葉書

 おそらく先生ではなく、奥様の字だと思うが「大和様はいつまでも、漢方相談頑張ってくださいね」と、葉書の最後に書いてくださっていた。
 その1行を読んあだと、一瞬のうちに涙が浮かんだ。それこそ1秒もかかっていないと思う。
 もう先生は店頭には立っておられないと思う。講演もすべて断っていると思う。35年くらい、毎月有志が集まって先生の漢方の講義を聞いた。会に入らせてもらったときには極端に若造だったが、結局は最後まで若手でいたような気がする。先輩たちがとても頑張られたのと、漢方薬を中心に薬局経営をしていこうとする若手が少ないせいだ。余程漢方が好きか、已むに已まれずか、単なる偶然か、入り口は違っても、なかなかその入口の門をくぐろうとする人はいない。調剤薬局が世の主体になってからはなおさらだ。

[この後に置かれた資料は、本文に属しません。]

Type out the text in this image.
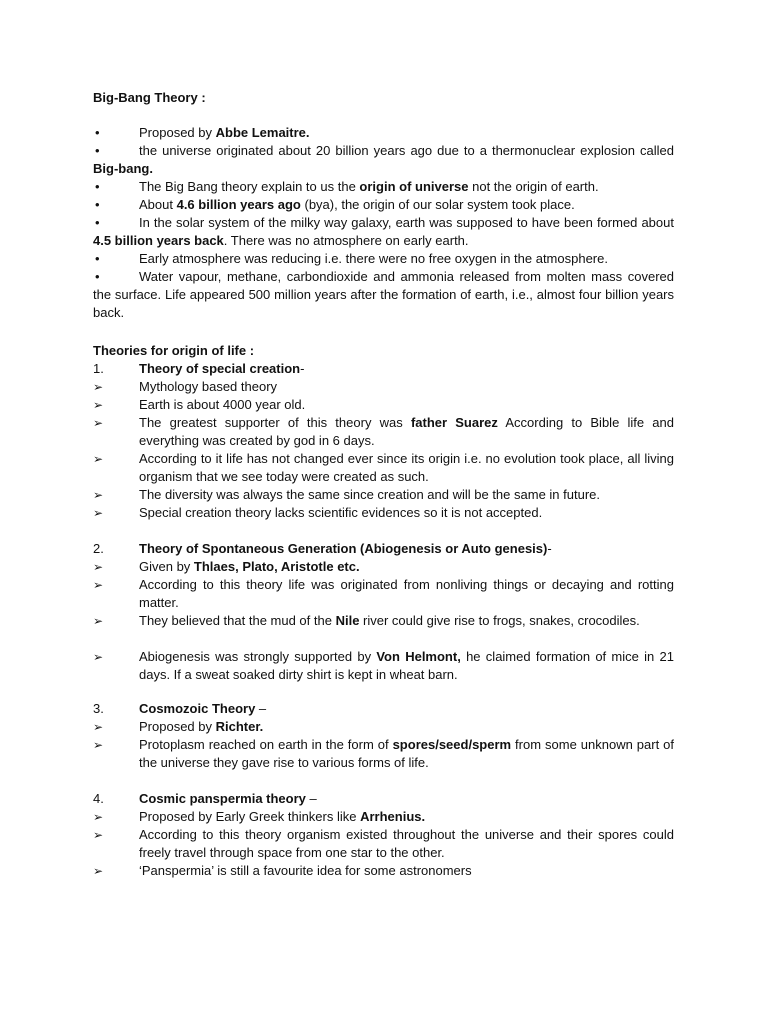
Big-Bang Theory :

•	Proposed by Abbe Lemaitre.

•	the universe originated about 20 billion years ago due to a thermonuclear explosion called Big-bang.

•	The Big Bang theory explain to us the origin of universe not the origin of earth.

•	About 4.6 billion years ago (bya), the origin of our solar system took place.

•	In the solar system of the milky way galaxy, earth was supposed to have been formed about 4.5 billion years back. There was no atmosphere on early earth.

•	Early atmosphere was reducing i.e. there were no free oxygen in the atmosphere.

•	Water vapour, methane, carbondioxide and ammonia released from molten mass covered the surface. Life appeared 500 million years after the formation of earth, i.e., almost four billion years back.

Theories for origin of life :
1.	Theory of special creation-
➢	Mythology based theory

➢	Earth is about 4000 year old.

➢	The greatest supporter of this theory was father Suarez According to Bible life and everything was created by god in 6 days.

➢	According to it life has not changed ever since its origin i.e. no evolution took place, all living organism that we see today were created as such.

➢	The diversity was always the same since creation and will be the same in future.

➢	Special creation theory lacks scientific evidences so it is not accepted.

2.	Theory of Spontaneous Generation (Abiogenesis or Auto genesis)-
➢	Given by Thlaes, Plato, Aristotle etc.

➢	According to this theory life was originated from nonliving things or decaying and rotting matter.

➢	They believed that the mud of the Nile river could give rise to frogs, snakes, crocodiles.

➢	Abiogenesis was strongly supported by Von Helmont, he claimed formation of mice in 21 days. If a sweat soaked dirty shirt is kept in wheat barn.

3.	Cosmozoic Theory –
➢	Proposed by Richter.

➢	Protoplasm reached on earth in the form of spores/seed/sperm from some unknown part of the universe they gave rise to various forms of life.

4.	Cosmic panspermia theory –
➢	Proposed by Early Greek thinkers like Arrhenius.

➢	According to this theory organism existed throughout the universe and their spores could freely travel through space from one star to the other.

➢	‘Panspermia’ is still a favourite idea for some astronomers
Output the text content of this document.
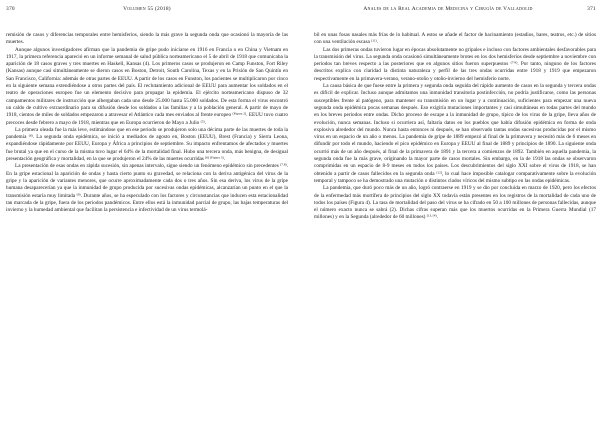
370	Volumen 55 (2018)

remisión de casos y diferencias temporales entre hemisferios, siendo la más grave la segunda onda que ocasionó la mayoría de las muertes.

Aunque algunos investigadores afirman que la pandemia de gripe pudo iniciarse en 1916 en Francia o en China y Vietnam en 1917, la primera referencia apareció en un informe semanal de salud pública norteamericano el 5 de abril de 1918 que comunicaba la aparición de 18 casos graves y tres muertes en Haskell, Kansas (4). Los primeros casos se produjeron en Camp Funston, Fort Riley (Kansas) aunque casi simultáneamente se dieron casos en Boston, Detroit, South Carolina, Texas y en la Prisión de San Quintín en San Francisco, California: además de otras partes de EEUU. A partir de los casos en Funston, los pacientes se multiplicaron por cinco en la siguiente semana extendiéndose a otros partes del país. El reclutamiento adicional de EEUU para aumentar los soldados en el teatro de operaciones europeo fue un elemento decisivo para propagar la epidemia. El ejército norteamericano dispuso de 32 campamentos militares de instrucción que albergaban cada uno desde 25.000 hasta 55.000 soldados. De esta forma el virus encontró un caldo de cultivo extraordinario para su difusión desde los soldados a las familias y a la población general. A partir de mayo de 1918, cientos de miles de soldados empezaron a atravesar el Atlántico cada mes enviados al frente europeo $^{(Figura 2)}$. EEUU tuvo cuatro precoces desde febrero a mayo de 1918, mientras que en Europa ocurrieron de Mayo a Julio $^{(5)}$.

La primera oleada fue la más leve, estimándose que en ese periodo se produjeron solo una décima parte de las muertes de toda la pandemia $^{(6)}$. La segunda onda epidémica, se inició a mediados de agosto en, Boston (EEUU), Brest (Francia) y Sierra Leona, expandiéndose rápidamente por EEUU, Europa y África a principios de septiembre. Su impacto enfrentamos de afectados y muertes fue brutal ya que en el curso de la misma tuvo lugar el 64% de la mortalidad final. Hubo una tercera onda, más benigna, de desigual presentación geográfica y mortalidad, en la que se produjeron el 24% de las muertes ocurridas $^{(6) (Figura 3)}$.

La presentación de esas ondas en rápida sucesión, sin apenas intervalo, sigue siendo un fenómeno epidémico sin precedentes $^{(7,8)}$. En la gripe estacional la aparición de ondas y hasta cierto punto su gravedad, se relaciona con la deriva antigénica del virus de la gripe y la aparición de variantes menores, que ocurre aproximadamente cada dos o tres años. Sin esa deriva, los virus de la gripe humana desaparecerían ya que la inmunidad de grupo producida por sucesivas ondas epidémicas, alcanzarían un punto en el que la transmisión estaría muy limitada $^{(9)}$. Durante años, se ha especulado con los factores y circunstancias que inducen esta estacionalidad tan marcada de la gripe, fuera de los periodos pandémicos. Entre ellos está la inmunidad parcial de grupo, las bajas temperaturas del invierno y la humedad ambiental que facilitan la persistencia e infectividad de un virus termolá-

Anales de la Real Academia de Medicina y Cirugía de Valladolid	371

bil en unas fosas nasales más frías de lo habitual. A estos se añade el factor de hacinamiento (estadios, bares, teatros, etc.) de sitios con una ventilación escasa $^{(11)}$.

Las dos primeras ondas tuvieron lugar en épocas absolutamente no gripales e incluso con factores ambientales desfavorables para la transmisión del virus. La segunda onda ocasionó simultáneamente brotes en los dos hemisferios desde septiembre a noviembre con periodos tan breves respecto a las posteriores que en algunos sitios fueron superpuestos $^{(7-9)}$. Por tanto, ninguno de los factores descritos explica con claridad la distinta naturaleza y perfil de las tres ondas ocurridas entre 1918 y 1919 que empezaron respectivamente en la primavera-verano, verano-otoño y otoño-invierno del hemisferio norte.

La causa básica de que fuese entre la primera y segunda onda seguida del rápido aumento de casos en la segunda y tercera ondas es difícil de explicar. Incluso aunque admitamos una inmunidad transitoria postinfección, no podría justificarse, como las personas susceptibles frente al patógeno, para mantener su transmisión en un lugar y a continuación, suficientes para empezar una nueva segunda onda epidémica pocas semanas después. Eso exigiría mutaciones importantes y casi simultáneas en todas partes del mundo en los breves periodos entre ondas. Dicho proceso de escape a la inmunidad de grupo, típico de los virus de la gripe, lleva años de evolución, nunca semanas. Incluso si ocurriera así, faltaría datos en los pueblos que había difusión epidémica en forma de onda explosiva alrededor del mundo. Nunca hasta entonces ni después, se han observado tantas ondas sucesivas producidas por el mismo virus en un espacio de un año o menos. La pandemia de gripe de 1889 empezó al final de la primavera y necesitó más de 6 meses en difundir por todo el mundo, haciendo el pico epidémico en Europa y EEUU al final de 1889 y principios de 1890. La siguiente onda ocurrió más de un año después, al final de la primavera de 1891 y la tercera a comienzos de 1892. También en aquella pandemia, la segunda onda fue la más grave, originando la mayor parte de casos mortales. Sin embargo, en la de 1918 las ondas se observaron comprimidas en un espacio de 8-9 meses en todos los países. Los descubrimientos del siglo XXI sobre el virus de 1918, se han obtenido a partir de casos fallecidos en la segunda onda $^{(12)}$, lo cual hace imposible catalogar comparativamente sobre la evolución temporal y tampoco se ha demostrado una mutación o distintos clados víricos del mismo subtipo en las ondas epidémicas.

La pandemia, que duró poco más de un año, logró contraerse en 1919 y se dio por concluida en marzo de 1920, pero los efectos de la enfermedad más mortífera de principios del siglo XX todavía están presentes en los registros de la mortalidad de cada uno de todos los países (Figura 4). La tasa de mortalidad del paso del virus se ha cifrado en 50 a 100 millones de personas fallecidas, aunque el número exacto nunca se sabrá (2). Dichas cifras superan más que los muertos ocurridas en la Primera Guerra Mundial (17 millones) y en la Segunda (alrededor de 60 millones) $^{(13,14)}$.
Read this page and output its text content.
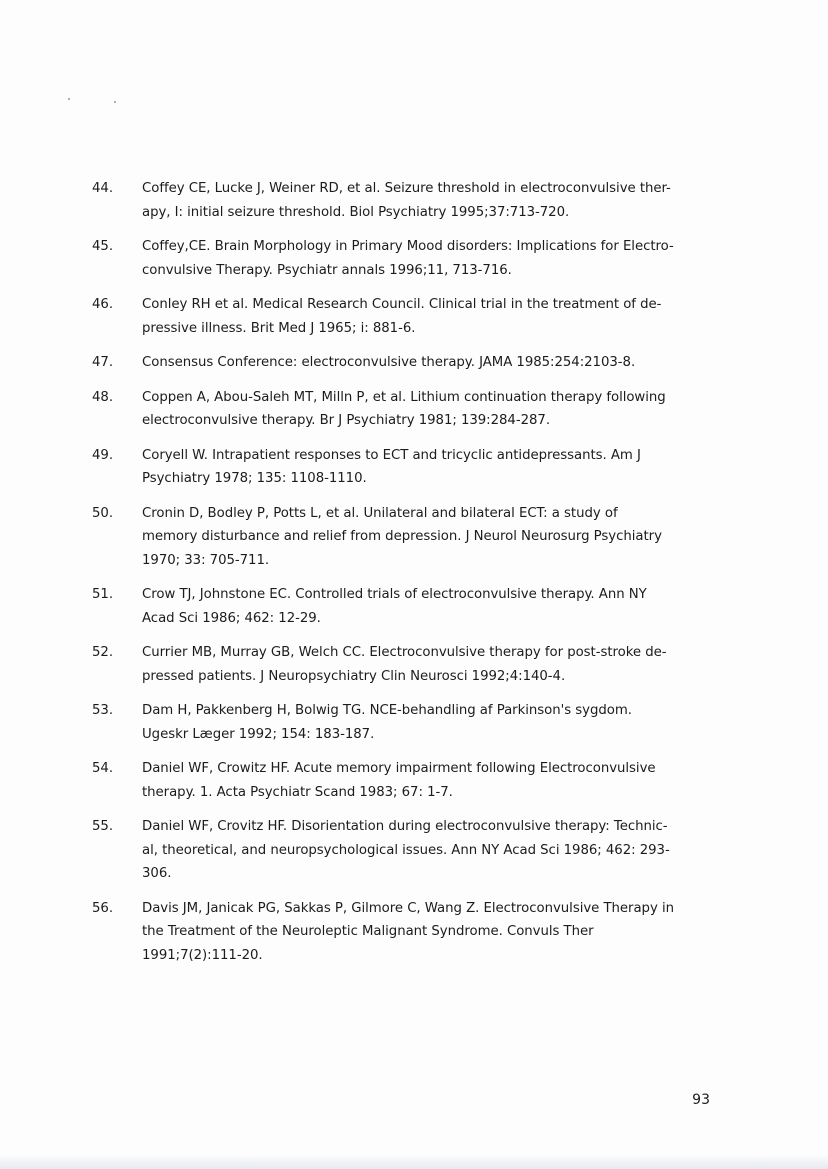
44.	Coffey CE, Lucke J, Weiner RD, et al. Seizure threshold in electroconvulsive ther-
apy, I: initial seizure threshold. Biol Psychiatry 1995;37:713-720.
45.	Coffey,CE. Brain Morphology in Primary Mood disorders: Implications for Electro-
convulsive Therapy. Psychiatr annals 1996;11, 713-716.
46.	Conley RH et al. Medical Research Council. Clinical trial in the treatment of de-
pressive illness. Brit Med J 1965; i: 881-6.
47.	Consensus Conference: electroconvulsive therapy. JAMA 1985:254:2103-8.
48.	Coppen A, Abou-Saleh MT, Milln P, et al. Lithium continuation therapy following
electroconvulsive therapy. Br J Psychiatry 1981; 139:284-287.
49.	Coryell W. Intrapatient responses to ECT and tricyclic antidepressants. Am J
Psychiatry 1978; 135: 1108-1110.
50.	Cronin D, Bodley P, Potts L, et al. Unilateral and bilateral ECT: a study of
memory disturbance and relief from depression. J Neurol Neurosurg Psychiatry
1970; 33: 705-711.
51.	Crow TJ, Johnstone EC. Controlled trials of electroconvulsive therapy. Ann NY
Acad Sci 1986; 462: 12-29.
52.	Currier MB, Murray GB, Welch CC. Electroconvulsive therapy for post-stroke de-
pressed patients. J Neuropsychiatry Clin Neurosci 1992;4:140-4.
53.	Dam H, Pakkenberg H, Bolwig TG. NCE-behandling af Parkinson's sygdom.
Ugeskr Læger 1992; 154: 183-187.
54.	Daniel WF, Crowitz HF. Acute memory impairment following Electroconvulsive
therapy. 1. Acta Psychiatr Scand 1983; 67: 1-7.
55.	Daniel WF, Crovitz HF. Disorientation during electroconvulsive therapy: Technic-
al, theoretical, and neuropsychological issues. Ann NY Acad Sci 1986; 462: 293-
306.
56.	Davis JM, Janicak PG, Sakkas P, Gilmore C, Wang Z. Electroconvulsive Therapy in
the Treatment of the Neuroleptic Malignant Syndrome. Convuls Ther
1991;7(2):111-20.
93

 僕は、家族のおかげで漢方薬に導かれた。漢方に引き合わせてくれた方がいて、先生にたどり着いた。山本巌と言う、大先生にかわいがられた僕の先生は、とても気さく、いやそんなかしこまった言葉は似合わなくて「滅茶苦茶」気さくな方で、難しい単語は全く使わずに漢方を教えてくださった。講義の時間中もいつも笑いが絶えなかった。
 その先生の性格が僕にはとても幸いして、あれだけ苦手だった学生時代の「生薬」コンプレックスが一気に吹き飛んで、いくらでも知識が頭に入り、田舎の患者さんたちの応援もあって、何とか人並みに漢方薬でお役に立てれるようになった。
 現代医学で落ちこぼれた人たちを漢方薬で救い、症状の改善に貢献できる経験を多く積めるようになって、医学部を落ちたコンプレックスも全くなくなった。先生との出会いは、漢方薬の知識を頂いただけでなく、心の負の遺産をも吹き飛ばしてくださった。
 薬剤師人生がとても楽しかったのは、全部先生のおかげだ。今回、頑張ってと声をかけてくださった嬉しさと寂しさは、こうして筆舌に尽くせぬ「おかげ」をもらった人間にしかわからないと思う。木漏れ日に心の暖を取る今日この頃だから。